Dietro questa debacle si cela anche una normativa che ormai risale al 2012 e che necessiterebbe di nuovi interventi, finalizzati a rendere il tessuto economico nazionale più attrattivo per le nuove attività economiche.
E’ quanto emerge analizzando gli esiti dell’indagine nazionale a cura della Fondazione Centro Studi Ungdcec (Unione Nazionale dei Giovani Dottori Commercialisti ed Esperti Contabili), condotta in collaborazione con l’Università degli Studi di Parma e l’Università Gabriele D’Annunzio Chieti-Pescara.
L’indagine a campione ha fotografato la composizione degli assetti e le principali risultanze economiche delle startup italiane, riuscendo ad isolare appena il 5% delle startup innovative che presentassero bilanci depositati, ricavi superiori a 50mila euro ed un aumento del capitale sociale dalla costituzione.

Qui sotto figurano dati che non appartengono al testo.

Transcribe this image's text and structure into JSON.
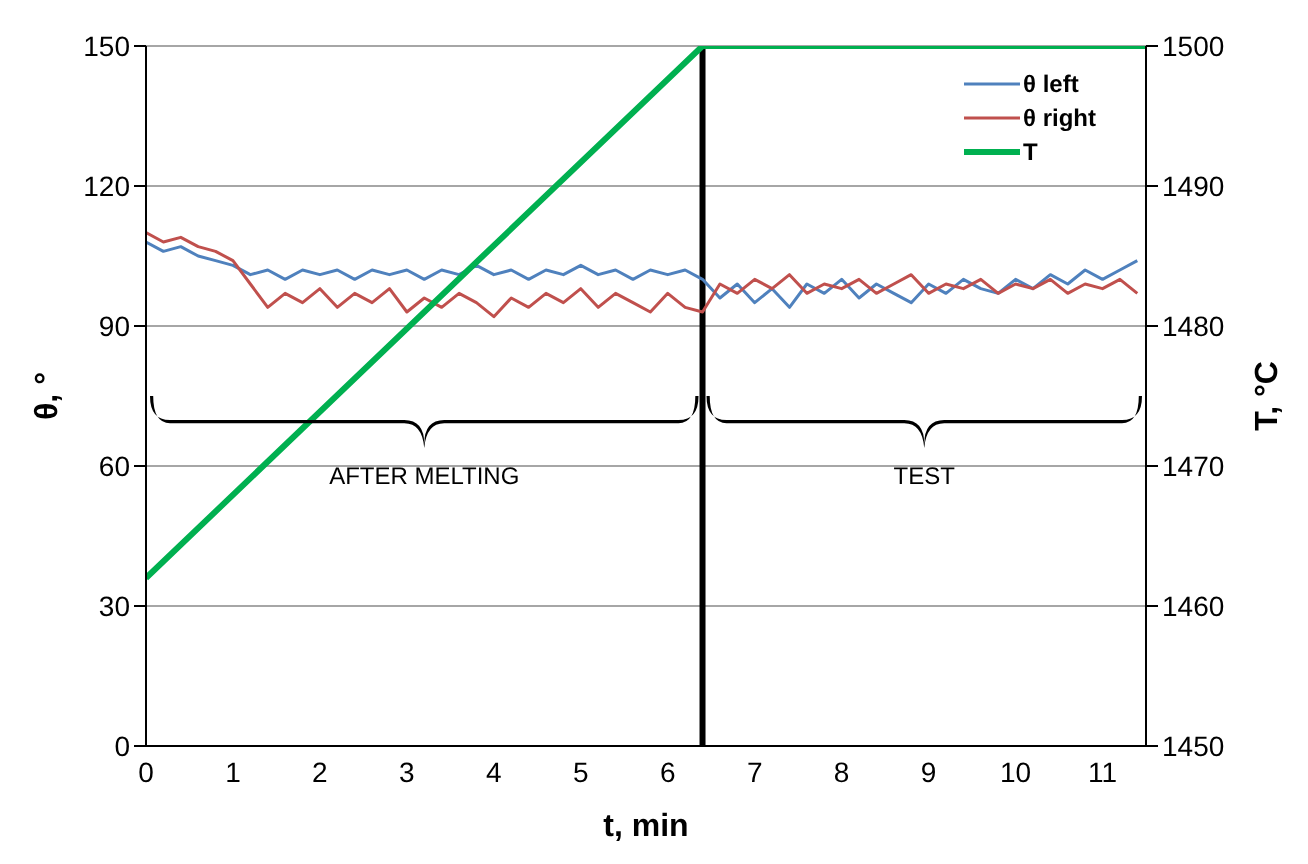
{
  "chart_data": {
    "type": "line",
    "xlabel": "t, min",
    "ylabel": "θ, °",
    "y2label": "T, °C",
    "x": [
      0,
      0.2,
      0.4,
      0.6,
      0.8,
      1.0,
      1.2,
      1.4,
      1.6,
      1.8,
      2.0,
      2.2,
      2.4,
      2.6,
      2.8,
      3.0,
      3.2,
      3.4,
      3.6,
      3.8,
      4.0,
      4.2,
      4.4,
      4.6,
      4.8,
      5.0,
      5.2,
      5.4,
      5.6,
      5.8,
      6.0,
      6.2,
      6.4,
      6.6,
      6.8,
      7.0,
      7.2,
      7.4,
      7.6,
      7.8,
      8.0,
      8.2,
      8.4,
      8.6,
      8.8,
      9.0,
      9.2,
      9.4,
      9.6,
      9.8,
      10.0,
      10.2,
      10.4,
      10.6,
      10.8,
      11.0,
      11.2,
      11.4
    ],
    "series": [
      {
        "name": "θ left",
        "color": "#4f81bd",
        "values": [
          108,
          106,
          107,
          105,
          104,
          103,
          101,
          102,
          100,
          102,
          101,
          102,
          100,
          102,
          101,
          102,
          100,
          102,
          101,
          103,
          101,
          102,
          100,
          102,
          101,
          103,
          101,
          102,
          100,
          102,
          101,
          102,
          100,
          96,
          99,
          95,
          98,
          94,
          99,
          97,
          100,
          96,
          99,
          97,
          95,
          99,
          97,
          100,
          98,
          97,
          100,
          98,
          101,
          99,
          102,
          100,
          102,
          104
        ]
      },
      {
        "name": "θ right",
        "color": "#c0504d",
        "values": [
          110,
          108,
          109,
          107,
          106,
          104,
          99,
          94,
          97,
          95,
          98,
          94,
          97,
          95,
          98,
          93,
          96,
          94,
          97,
          95,
          92,
          96,
          94,
          97,
          95,
          98,
          94,
          97,
          95,
          93,
          97,
          94,
          93,
          99,
          97,
          100,
          98,
          101,
          97,
          99,
          98,
          100,
          97,
          99,
          101,
          97,
          99,
          98,
          100,
          97,
          99,
          98,
          100,
          97,
          99,
          98,
          100,
          97
        ]
      },
      {
        "name": "T",
        "color": "#00b050",
        "axis": "y2",
        "x": [
          0,
          6.4,
          11.5
        ],
        "values": [
          1462,
          1500,
          1500
        ]
      }
    ],
    "xlim": [
      0,
      11.5
    ],
    "xticks": [
      0,
      1,
      2,
      3,
      4,
      5,
      6,
      7,
      8,
      9,
      10,
      11
    ],
    "ylim": [
      0,
      150
    ],
    "yticks": [
      0,
      30,
      60,
      90,
      120,
      150
    ],
    "y2lim": [
      1450,
      1500
    ],
    "y2ticks": [
      1450,
      1460,
      1470,
      1480,
      1490,
      1500
    ],
    "ref_lines": [
      {
        "axis": "x",
        "value": 6.4,
        "color": "#000000"
      }
    ],
    "annotations": [
      "AFTER MELTING",
      "TEST"
    ],
    "grid": "y",
    "legend": "top right",
    "marker": "none",
    "line_style": "solid"
  }
}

Dall’analisi dei relativi indicatori e trend dell’ultimo triennio – in funzione dei settori, della governance e della diversa compagine sociale – si evince la necessità di interventi legislativi volti a concedere nuove agevolazioni alle startup, non solo fiscali. Dalla ricerca, infatti, emerge:
un mancato utilizzo di norme di favore come quella sulla rivalutazione (solo il 6,3% del campione ne ha usufruito) soprattutto degli intangibili, che avrebbe aiutato le imprese dell’innovazione non tanto per effetto dell’impatto fiscale, quanto piuttosto a dare maggiore solidità ai bilanci delle società.